La empresa de capital francés está negociando con grandes cadenas de restaurantes para ofrecer servicios más económicos que sus competidores. Y la fórmula de Stuart agrada a los restaurantes. A diferencia de Glovo o Deliveroo, no cobra un porcentaje de la facturación a los restaurantes, sino que factura por envío. 

El esquema de cobro

Stuart no sólo paga más a los repartidores sino que, en buena parte de los clientes, también cobra menos. Ahora cuenta con importantes clientes dentro y fuera del sector de la comida como KFC, Decathlon, Carrefour y Zalando. Una importante cadena de comida rápida explica las condiciones de pago que mantiene con la compañía y que resulta, en gran medida, ventajosa. “Venden el servicio con un listado. Hasta 3,5 kilómetros cobran entre 5 y 6 euros por envío. El esquema sale mucho más rentable cuando los pedidos son de cantidades elevadas porque la comisión que tenemos que pagar por delivery es mucho menor que el resto de la compañías que cobran una comisión fija sobre el pedido”, explican los responsables de una cadena que ha decidido trabajar con la nueva distribuidora.

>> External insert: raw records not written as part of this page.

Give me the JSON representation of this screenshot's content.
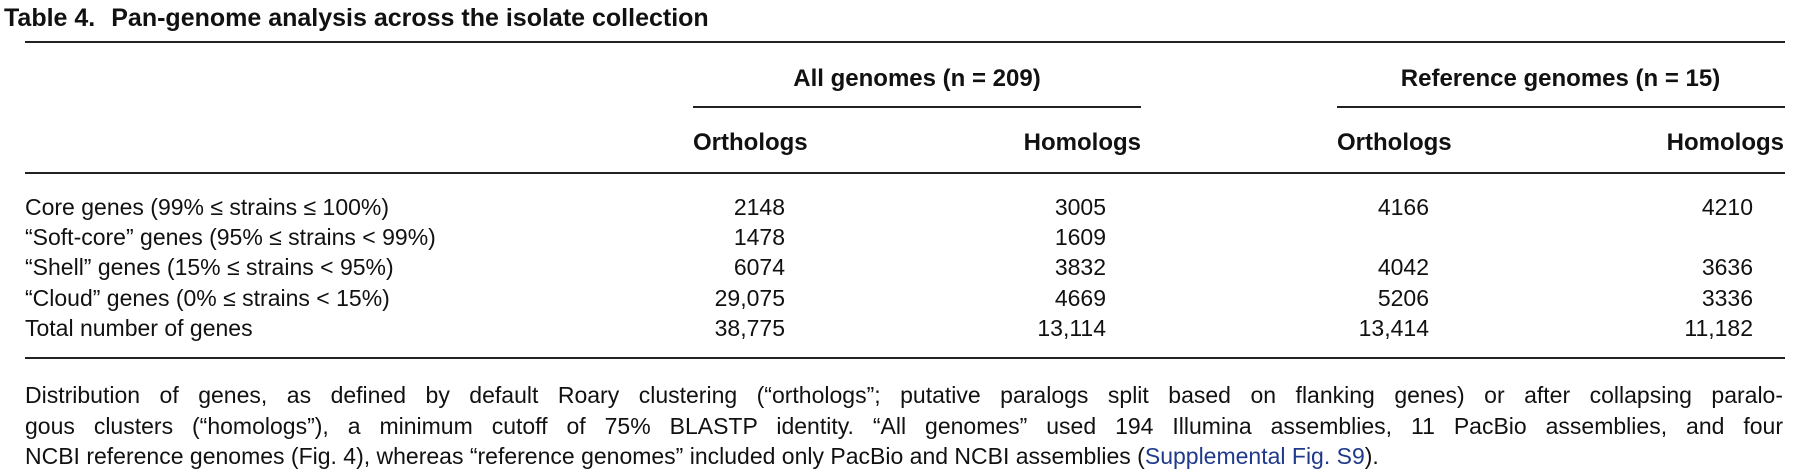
{
  "table_title": {
    "label": "Table 4.",
    "text": "Pan-genome analysis across the isolate collection"
  },
  "groups": [
    "All genomes (n = 209)",
    "Reference genomes (n = 15)"
  ],
  "columns": [
    "Orthologs",
    "Homologs",
    "Orthologs",
    "Homologs"
  ],
  "rows": [
    {
      "label": "Core genes (99% ≤ strains ≤ 100%)",
      "cells": [
        "2148",
        "3005",
        "4166",
        "4210"
      ]
    },
    {
      "label": "“Soft-core” genes (95% ≤ strains < 99%)",
      "cells": [
        "1478",
        "1609",
        null,
        null
      ]
    },
    {
      "label": "“Shell” genes (15% ≤ strains < 95%)",
      "cells": [
        "6074",
        "3832",
        "4042",
        "3636"
      ]
    },
    {
      "label": "“Cloud” genes (0% ≤ strains < 15%)",
      "cells": [
        "29,075",
        "4669",
        "5206",
        "3336"
      ]
    },
    {
      "label": "Total number of genes",
      "cells": [
        "38,775",
        "13,114",
        "13,414",
        "11,182"
      ]
    }
  ],
  "footnote": {
    "lines": [
      "Distribution of genes, as defined by default Roary clustering (“orthologs”; putative paralogs split based on flanking genes) or after collapsing paralo-",
      "gous clusters (“homologs”), a minimum cutoff of 75% BLASTP identity. “All genomes” used 194 Illumina assemblies, 11 PacBio assemblies, and four",
      "NCBI reference genomes (Fig. 4), whereas “reference genomes” included only PacBio and NCBI assemblies ("
    ],
    "link": "Supplemental Fig. S9",
    "end": ")."
  }
}
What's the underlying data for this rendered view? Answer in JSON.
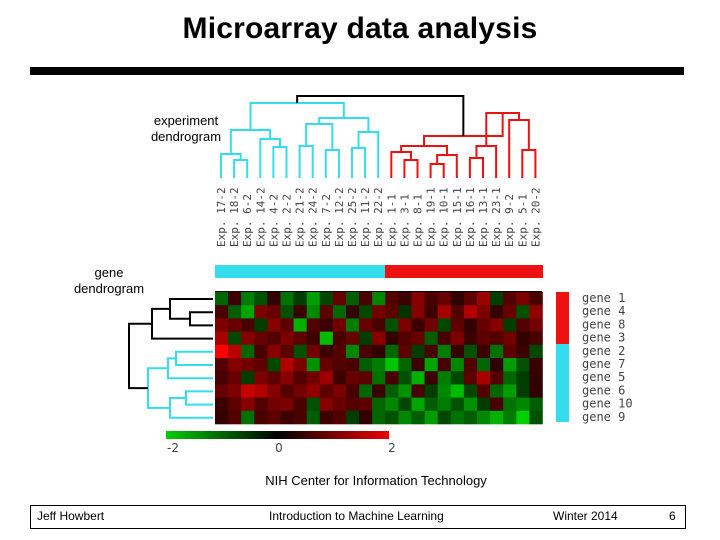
{
  "title": "Microarray data analysis",
  "labels": {
    "experiment_line1": "experiment",
    "experiment_line2": "dendrogram",
    "gene_line1": "gene",
    "gene_line2": "dendrogram",
    "credit": "NIH Center for Information Technology"
  },
  "experiments": [
    "Exp. 17-2",
    "Exp. 18-2",
    "Exp. 6-2",
    "Exp. 14-2",
    "Exp. 4-2",
    "Exp. 2-2",
    "Exp. 21-2",
    "Exp. 24-2",
    "Exp. 7-2",
    "Exp. 12-2",
    "Exp. 25-2",
    "Exp. 11-2",
    "Exp. 22-2",
    "Exp. 1-1",
    "Exp. 3-1",
    "Exp. 8-1",
    "Exp. 19-1",
    "Exp. 10-1",
    "Exp. 15-1",
    "Exp. 16-1",
    "Exp. 13-1",
    "Exp. 23-1",
    "Exp. 9-2",
    "Exp. 5-1",
    "Exp. 20-2"
  ],
  "genes": [
    "gene 1",
    "gene 4",
    "gene 8",
    "gene 3",
    "gene 2",
    "gene 7",
    "gene 5",
    "gene 6",
    "gene 10",
    "gene 9"
  ],
  "scale": {
    "min_label": "-2",
    "mid_label": "0",
    "max_label": "2"
  },
  "colors": {
    "cluster_a": "#33ddee",
    "cluster_b": "#ee1111",
    "dendro_black": "#000000"
  },
  "heatmap_values": [
    [
      -0.6,
      0.2,
      -0.8,
      -0.4,
      0.1,
      -0.7,
      -0.2,
      -1.1,
      -0.3,
      0.6,
      -0.5,
      0.3,
      -0.9,
      0.4,
      0.2,
      0.9,
      0.3,
      0.6,
      0.1,
      0.5,
      1.1,
      -0.2,
      0.4,
      0.8,
      0.3
    ],
    [
      0.3,
      -0.5,
      -1.2,
      0.8,
      0.6,
      -0.4,
      0.2,
      -0.9,
      0.5,
      -0.6,
      0.1,
      -0.3,
      0.7,
      0.5,
      -0.1,
      0.9,
      0.2,
      1.2,
      0.4,
      1.3,
      0.8,
      0.1,
      0.6,
      -0.4,
      1.0
    ],
    [
      0.8,
      0.6,
      0.3,
      -0.2,
      0.9,
      0.5,
      -1.3,
      0.4,
      0.2,
      0.7,
      -0.8,
      0.6,
      0.3,
      -0.4,
      0.8,
      0.2,
      0.7,
      -0.3,
      0.5,
      0.1,
      0.6,
      0.9,
      -0.2,
      0.4,
      0.7
    ],
    [
      1.2,
      -0.3,
      0.9,
      0.6,
      0.4,
      0.8,
      0.5,
      0.2,
      -1.4,
      0.3,
      0.6,
      -0.2,
      0.9,
      0.1,
      0.4,
      0.6,
      -0.5,
      0.3,
      0.8,
      0.2,
      0.5,
      0.4,
      0.7,
      0.1,
      0.3
    ],
    [
      2.0,
      1.4,
      -0.6,
      0.3,
      0.9,
      0.5,
      -0.4,
      0.7,
      0.2,
      0.4,
      -0.9,
      0.3,
      0.1,
      -0.6,
      0.5,
      -0.2,
      0.3,
      -0.8,
      0.1,
      -0.4,
      0.2,
      -0.7,
      0.5,
      0.2,
      -0.3
    ],
    [
      0.4,
      0.9,
      0.7,
      0.5,
      -0.3,
      1.3,
      0.8,
      -1.0,
      0.6,
      0.4,
      0.3,
      -0.5,
      -0.8,
      -1.5,
      -0.6,
      0.2,
      -1.2,
      0.3,
      -0.9,
      0.4,
      -0.6,
      0.1,
      -1.1,
      -0.4,
      0.2
    ],
    [
      0.3,
      0.6,
      -0.2,
      0.8,
      0.5,
      0.9,
      0.4,
      0.7,
      1.1,
      0.2,
      0.6,
      0.5,
      -0.7,
      0.3,
      -0.4,
      -1.3,
      0.2,
      -0.8,
      -0.3,
      0.5,
      1.2,
      0.4,
      -0.6,
      -0.2,
      0.1
    ],
    [
      0.6,
      0.8,
      1.5,
      1.3,
      0.9,
      0.4,
      0.7,
      1.0,
      0.5,
      0.8,
      0.3,
      -0.6,
      0.2,
      -0.5,
      -1.0,
      0.3,
      -0.2,
      -0.9,
      -1.4,
      -0.3,
      0.4,
      -0.6,
      -1.1,
      -0.2,
      0.1
    ],
    [
      0.2,
      0.5,
      0.9,
      0.4,
      0.7,
      0.8,
      0.3,
      -0.4,
      0.9,
      0.6,
      0.4,
      0.5,
      -0.6,
      -0.9,
      -0.3,
      -1.2,
      -0.5,
      -0.8,
      -0.4,
      -1.0,
      -0.2,
      0.3,
      -0.7,
      -0.9,
      -0.5
    ],
    [
      0.1,
      0.4,
      -0.7,
      0.3,
      0.5,
      0.2,
      0.3,
      -0.5,
      0.2,
      0.4,
      -0.2,
      0.1,
      -0.6,
      -0.4,
      -0.9,
      -0.5,
      -1.1,
      -0.3,
      -0.7,
      -0.5,
      -0.9,
      -1.3,
      -0.8,
      -1.6,
      -0.4
    ]
  ],
  "footer": {
    "author": "Jeff Howbert",
    "course": "Introduction to Machine Learning",
    "term": "Winter 2014",
    "page": "6"
  }
}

“En un pedido de 40 euros, por ejemplo, a Stuart le podemos pagar 6 euros, pero a otro competidor tendríamos que pagar unos 13 euros por el mismo envío”, añade.

Las compañías como Glovo o Deliveroo cobran a los restaurantes una comisión fija del 30% de la facturación, pero Stuart cobra solo entre 5 y 6 euros por envíos cercanos

Aunque la cadena trabaja con tablas fijas, negocia los precios en función de la facturación de cada cadena de restaurante, según explican fuentes cercanas a la compañía. No es una práctica demasiado distinta a la que aplican Glovo, Just Eat, Deliveroo o UberEats, tres de las grandes del sector que negocian con cada restaurante en función del volumen de negocio.

A diferencia de Just Eat, Stuart no es un marketplace, sino que reparte la mercancía que los usuarios compran directamente en la web de los restaurantes. Stuart muestra sus ventajas sobre la competencia, presume de mejor plataforma tecnológica que el resto, pero aumenta las dudas generales del sector. ¿Hay espacio para todos?

El negocio de la entrega de comida a domicilio sigue siendo un negocio en pérdidas y Deliveroo, Glovo, Just Eat, UberEats y ahora Stuart están muy lejos de alcanzar la rentabilidad. Todo es cuestión de dinero y aguante. Y Stuart tiene capital para aguantar ofreciendo mejores precios tanto a los trabajadores como a los restaurantes. La pregunta es hasta cuándo.